Por Joaquim Manuel de Macedo (1848)
– Desrespeitei um sentimento sagrado... quis cultivar na minha alma uma flor estranha ao pé de outra flor, que lá está plantada pela mão do Senhor Deus. Sabeis o que aconteceu?...
– O quê?
– A flor estranha está murcha... está morta, disse com voz trêmula e dolorosa o mancebo; mas deixou para sempre na minha alma o germe de um tormento horrível... desesperado!
Os olhos e o rosto de Cândido acendiam-se de novo: a velha começou a recear que sobreviesse algum acidente mais grave, e ia falar, quando o moço prosseguiu com voz cada vez mais repassada de dor:
– Plantei em um vaso sagrado uma flor humana, quis equiparar um sentimento, que me veio do céu, com outro que achei na terra. O resultado é este; o vaso foi profanado... a flor humana feneceu... um remorso é o que dela me resta.
– Cândido!
– Quereis dizer que não me tendes compreendido?... eu vos explico tudo; metade da culpa pertence-vos também; mas mal não vos quero por isso. Ouvi-me.
A velha não achou uma só palavra para dizer a Cândido, que continuou a falar.
– O amor dos pais vem do céu: é um sentimento tão grande, tão nobre, tão divino, que apesar de ser natural a todos os homens; de às vezes achar-se um bom filho em um mau cidadão; o Senhor Deus desceu do céu, misturou-se com os homens e quis que esse sentimento fosse dele também, fazendo-se filho de uma mulher. O amor dos pais nos anima, nos consola, nos exalta, nos aproxima de Deus. Oh! eu nunca vi meus pais, e os amei com toda a força de minha alma. Quando soube que no mundo só me restava mãe, concentrei todos os raios da minha faculdade de amar nessa mulher, que eu tenho criado na minha imaginação tão bela como um anjo. Oh! minha mãe!... eu não tinha pensamento que não fosse dela; todos os meus desejos, todos os meus sonhos de venturas relacionavam-se com ela: oh!... eu pensava ser, mas não era desgraçado! porque no meio de meus dissabores, de minhas tristes vigílias, de meus sofrimentos e de minhas privações, a imagem de minha mãe me aparecia bela... amante... carinhosa; e, contemplando essa imagem, eu esquecia todos os meus infortúnios. Eu era pobre no mundo, mas com o meu coração rico deste amor, eu gozei muitas vezes delícias indizíveis; porque, quando eu me engolfava em belas fantasias a respeito de minha mãe, quando me sentia redobrar de amor por ela, oh!... parecia-me ver lá de cima, do céu, o Senhor Deus sorrindo para mim, mandar-me um anjo murmurar-me aos ouvidos – abençoado!...

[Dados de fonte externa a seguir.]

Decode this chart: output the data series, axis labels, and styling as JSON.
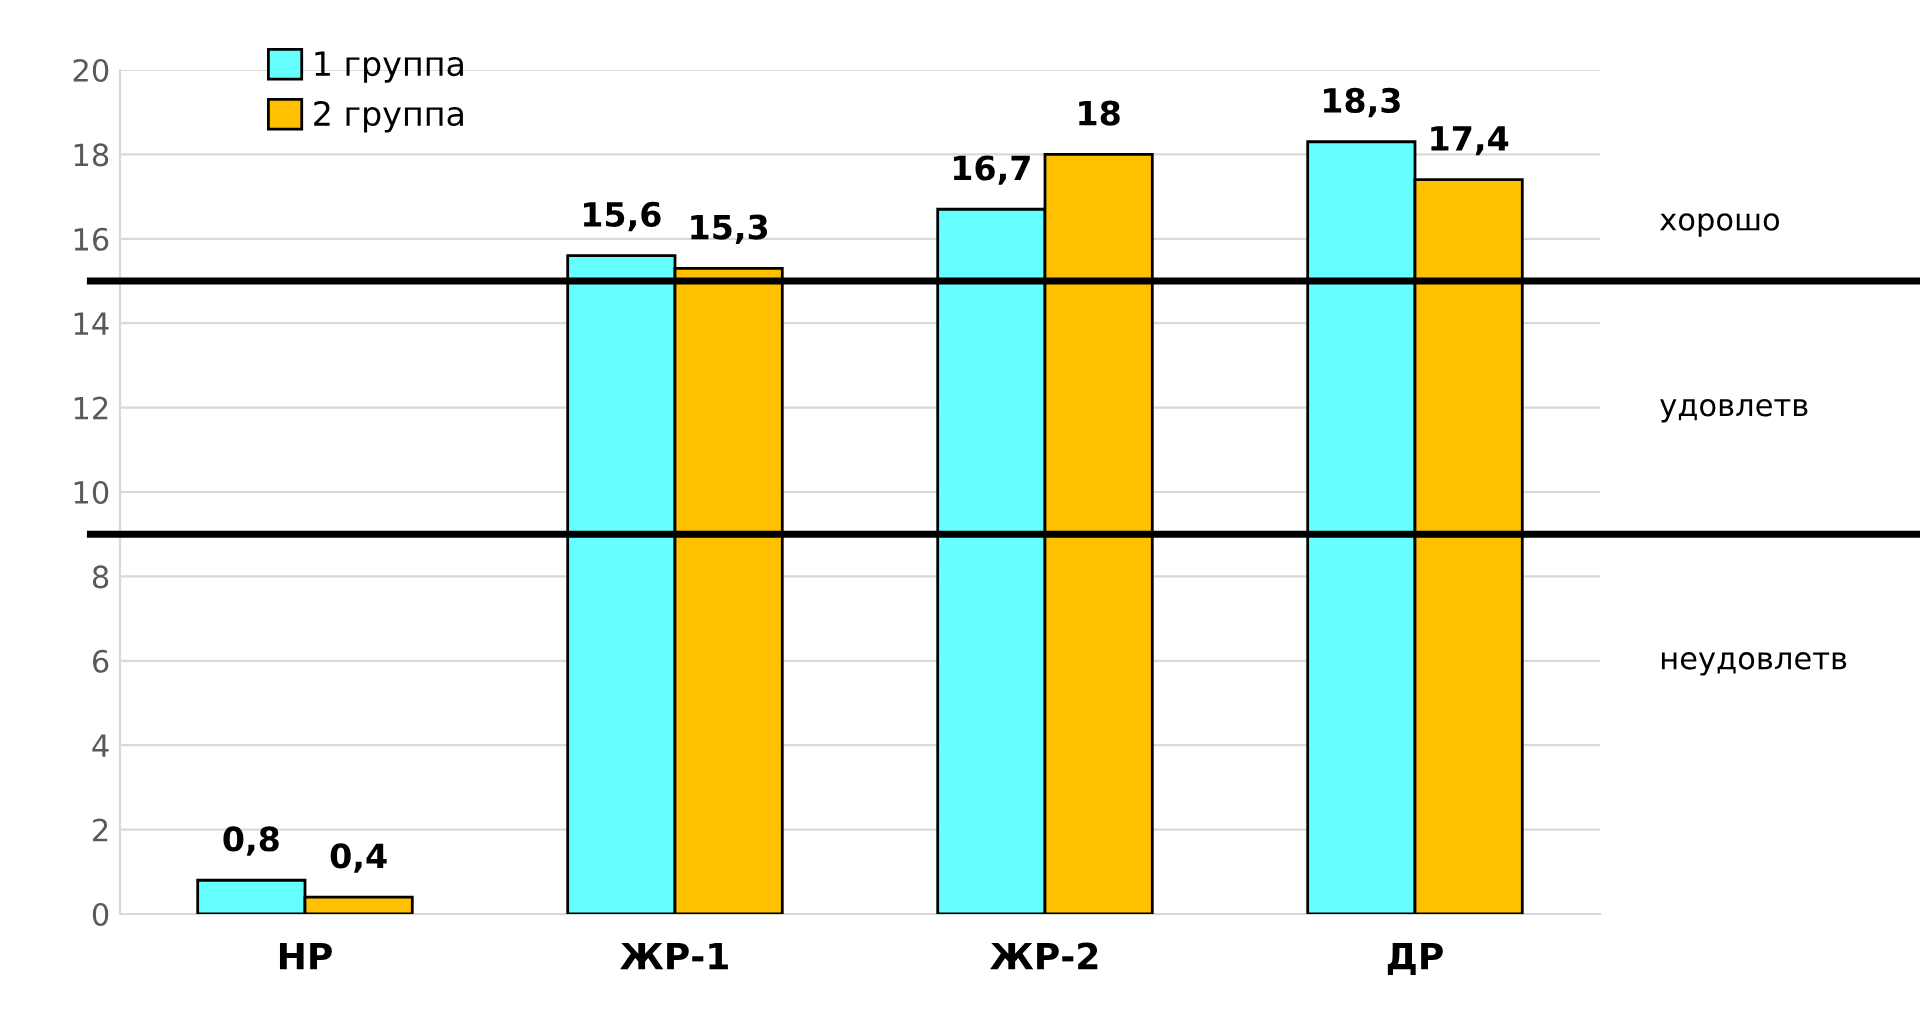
{
  "chart_data": {
    "type": "bar",
    "categories": [
      "НР",
      "ЖР-1",
      "ЖР-2",
      "ДР"
    ],
    "series": [
      {
        "name": "1 группа",
        "color": "#66ffff",
        "values": [
          0.8,
          15.6,
          16.7,
          18.3
        ],
        "value_labels": [
          "0,8",
          "15,6",
          "16,7",
          "18,3"
        ]
      },
      {
        "name": "2 группа",
        "color": "#ffc000",
        "values": [
          0.4,
          15.3,
          18,
          17.4
        ],
        "value_labels": [
          "0,4",
          "15,3",
          "18",
          "17,4"
        ]
      }
    ],
    "ylim": [
      0,
      20
    ],
    "yticks": [
      0,
      2,
      4,
      6,
      8,
      10,
      12,
      14,
      16,
      18,
      20
    ],
    "grid": "y",
    "legend": "top left",
    "ref_lines": [
      {
        "axis": "y",
        "value": 15,
        "color": "#000000"
      },
      {
        "axis": "y",
        "value": 9,
        "color": "#000000"
      }
    ],
    "annotations": [
      "хорошо",
      "удовлетв",
      "неудовлетв"
    ]
  }
}
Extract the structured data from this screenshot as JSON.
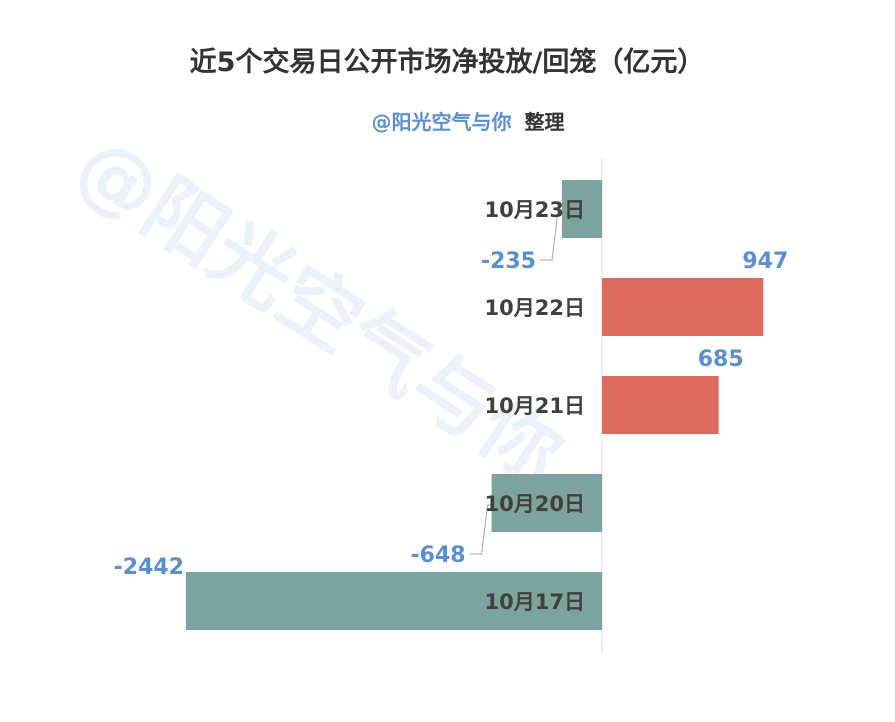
{
  "chart_data": {
    "type": "bar",
    "orientation": "horizontal",
    "title": "近5个交易日公开市场净投放/回笼（亿元）",
    "subtitle": {
      "author": "@阳光空气与你",
      "suffix": "整理"
    },
    "watermark": "@阳光空气与你",
    "categories": [
      "10月23日",
      "10月22日",
      "10月21日",
      "10月20日",
      "10月17日"
    ],
    "values": [
      -235,
      947,
      685,
      -648,
      -2442
    ],
    "xlim": [
      -2442,
      1000
    ],
    "grid": false,
    "legend": "none"
  },
  "colors": {
    "positive": "#dd6b5f",
    "negative": "#7da39e",
    "value_label": "#5b8fd0",
    "axis": "#d9d9d9",
    "leader": "#a6a6a6"
  }
}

– Abençoado!... repetiu a velha enxugando com a face dorsal da mão duas grossas lágrimas que dos olhos lhe caíram.
– Não é verdade que eu deveria contentar-me com esta suprema felicidade que gozava? felicidade que não há ouro que a compre!...
– Oh! sim! sim!...
– Pois o coração do homem é uma fonte de insaciável ambição; o homem é tão ambicioso de riquezas, de honras, e de empregos, como de afeições. Eu perdiame, porque sou como todos os outros.

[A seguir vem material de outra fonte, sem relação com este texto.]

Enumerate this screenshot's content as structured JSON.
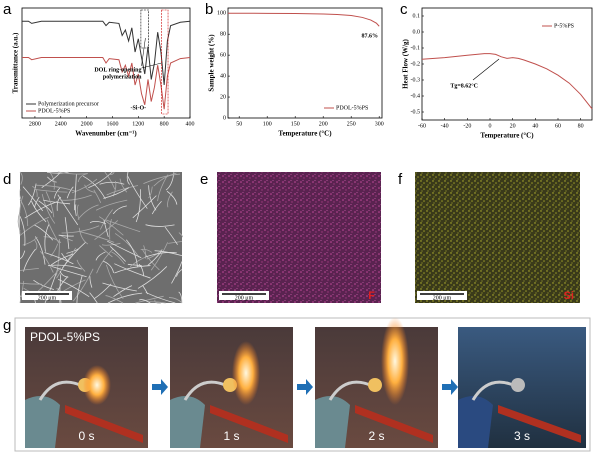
{
  "panel_labels": [
    "a",
    "b",
    "c",
    "d",
    "e",
    "f",
    "g"
  ],
  "chart_data": [
    {
      "type": "line",
      "xlabel": "Wavenumber (cm⁻¹)",
      "ylabel": "Transmittance (a.u.)",
      "x": [
        3000,
        2900,
        2850,
        2700,
        2500,
        2300,
        2100,
        1900,
        1750,
        1700,
        1650,
        1500,
        1450,
        1400,
        1350,
        1300,
        1250,
        1200,
        1150,
        1100,
        1050,
        1000,
        950,
        900,
        850,
        800,
        750,
        700,
        550,
        400
      ],
      "series": [
        {
          "name": "Polymerization precursor",
          "color": "#333333",
          "values": [
            88,
            88,
            86,
            88,
            88,
            88,
            88,
            88,
            88,
            84,
            87,
            86,
            75,
            80,
            70,
            82,
            60,
            72,
            55,
            40,
            65,
            35,
            50,
            78,
            60,
            30,
            70,
            84,
            87,
            88
          ]
        },
        {
          "name": "PDOL-5%PS",
          "color": "#c0504d",
          "values": [
            55,
            55,
            53,
            55,
            55,
            55,
            55,
            55,
            55,
            50,
            54,
            53,
            42,
            48,
            38,
            50,
            30,
            40,
            22,
            12,
            35,
            15,
            28,
            48,
            30,
            8,
            38,
            50,
            54,
            55
          ]
        }
      ],
      "xlim": [
        3000,
        400
      ],
      "xticks": [
        2800,
        2400,
        2000,
        1600,
        1200,
        800,
        400
      ],
      "ylim": [
        0,
        100
      ],
      "annotations": [
        "DOL ring-opening",
        "polymerization",
        "-Si-O-"
      ],
      "legend": "lower left"
    },
    {
      "type": "line",
      "xlabel": "Temperature (°C)",
      "ylabel": "Sample weight (%)",
      "x": [
        30,
        50,
        100,
        150,
        200,
        225,
        250,
        270,
        285,
        295,
        300
      ],
      "series": [
        {
          "name": "PDOL-5%PS",
          "color": "#c0504d",
          "values": [
            100,
            100,
            99.9,
            99.7,
            99.3,
            98.8,
            97.8,
            96,
            93.5,
            90.5,
            87.6
          ]
        }
      ],
      "xlim": [
        30,
        305
      ],
      "xticks": [
        50,
        100,
        150,
        200,
        250,
        300
      ],
      "ylim": [
        0,
        105
      ],
      "yticks": [
        0,
        20,
        40,
        60,
        80,
        100
      ],
      "annotations": [
        "87.6%"
      ],
      "legend": "lower right"
    },
    {
      "type": "line",
      "xlabel": "Temperature (°C)",
      "ylabel": "Heat Flow (W/g)",
      "x": [
        -60,
        -40,
        -20,
        -5,
        0,
        5,
        10,
        15,
        20,
        25,
        30,
        40,
        50,
        60,
        70,
        80,
        90
      ],
      "series": [
        {
          "name": "P-5%PS",
          "color": "#c0504d",
          "values": [
            -0.17,
            -0.16,
            -0.145,
            -0.135,
            -0.135,
            -0.14,
            -0.155,
            -0.165,
            -0.16,
            -0.165,
            -0.175,
            -0.2,
            -0.23,
            -0.27,
            -0.32,
            -0.39,
            -0.48
          ]
        }
      ],
      "xlim": [
        -60,
        90
      ],
      "xticks": [
        -60,
        -40,
        -20,
        0,
        20,
        40,
        60,
        80
      ],
      "ylim": [
        -0.55,
        0.15
      ],
      "yticks": [
        0.1,
        {
          "value": 0,
          "label": "0.0"
        },
        -0.1,
        -0.2,
        -0.3,
        -0.4,
        -0.5
      ],
      "annotations": [
        "Tg=8.62°C"
      ],
      "legend": "upper right"
    }
  ],
  "images": {
    "scale_bar": "200 μm",
    "elements": [
      "F",
      "Si"
    ]
  },
  "flame": {
    "sample": "PDOL-5%PS",
    "times": [
      "0 s",
      "1 s",
      "2 s",
      "3 s"
    ]
  }
}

– Como? que queres tu dizer?...
Cândido passou a mão pela fronte e prosseguiu:
– Da fresta daquela janela vi uma mulher de quem eu não podia ser filho, e que eu amei tanto quanto amava e amo a imagem de minha mãe!...
– Que importa?...
– Que importa?! pois não é um sacrilégio igualar o sentimento da terra com um sentimento que foi digno de Deus?! oh!... pois não é uma ingratidão inqualificável amar a uma mulher a quem nada devemos, que muitas vezes nos não paga o nosso amor, que outras vezes é mesmo indigna de ser amada, e amá-la tanto quanto amamos aquela que padeceu por nós horríveis transes, aquela cujo sangue é o nosso sangue?! é sacrilégio, senhora, e é ingratidão. Eu fui sacrílego e ingrato!
– Cândido!...
– Esqueci tudo por uma criança de dezesseis anos, que ao romper de uma aurora descobri por entre as flores daquele jardim. O momento que bastou para vê-la começou a pesar em meu coração tanto quanto até então tinha pesado minha mãe. Esqueci minha pobreza, não me lembrei que aí por esse mundo um pobre é um ente à parte, que não deve comer à mesa com os ricos, que não deve amar a quem tem mais do que ele... esqueci tudo... de minha mãe, comecei a lembrar-me menos; no altar da minha alma coloquei duas santas... e quando orava, já não orava só por minha mãe!... fiz mais: deixei o silêncio de meu quarto, fui tomar parte nas festas de gente que não era pobre como eu; riram-se talvez de mim, mil vezes em cada noite!... eu diverti-os, cantei, para que me tolerassem ali... curvei-me... abaixei-me...
e nem assim me toleraram.
– Cândido!...
(continua...)
MACEDO, Joaquim Manuel de. Os Dois Amores. Disponível em: https://www.dominiopublico.gov.br/pesquisa/DetalheObraForm.do?select_action=&co_obra=2158 . Acesso em: 6 jan. 2026.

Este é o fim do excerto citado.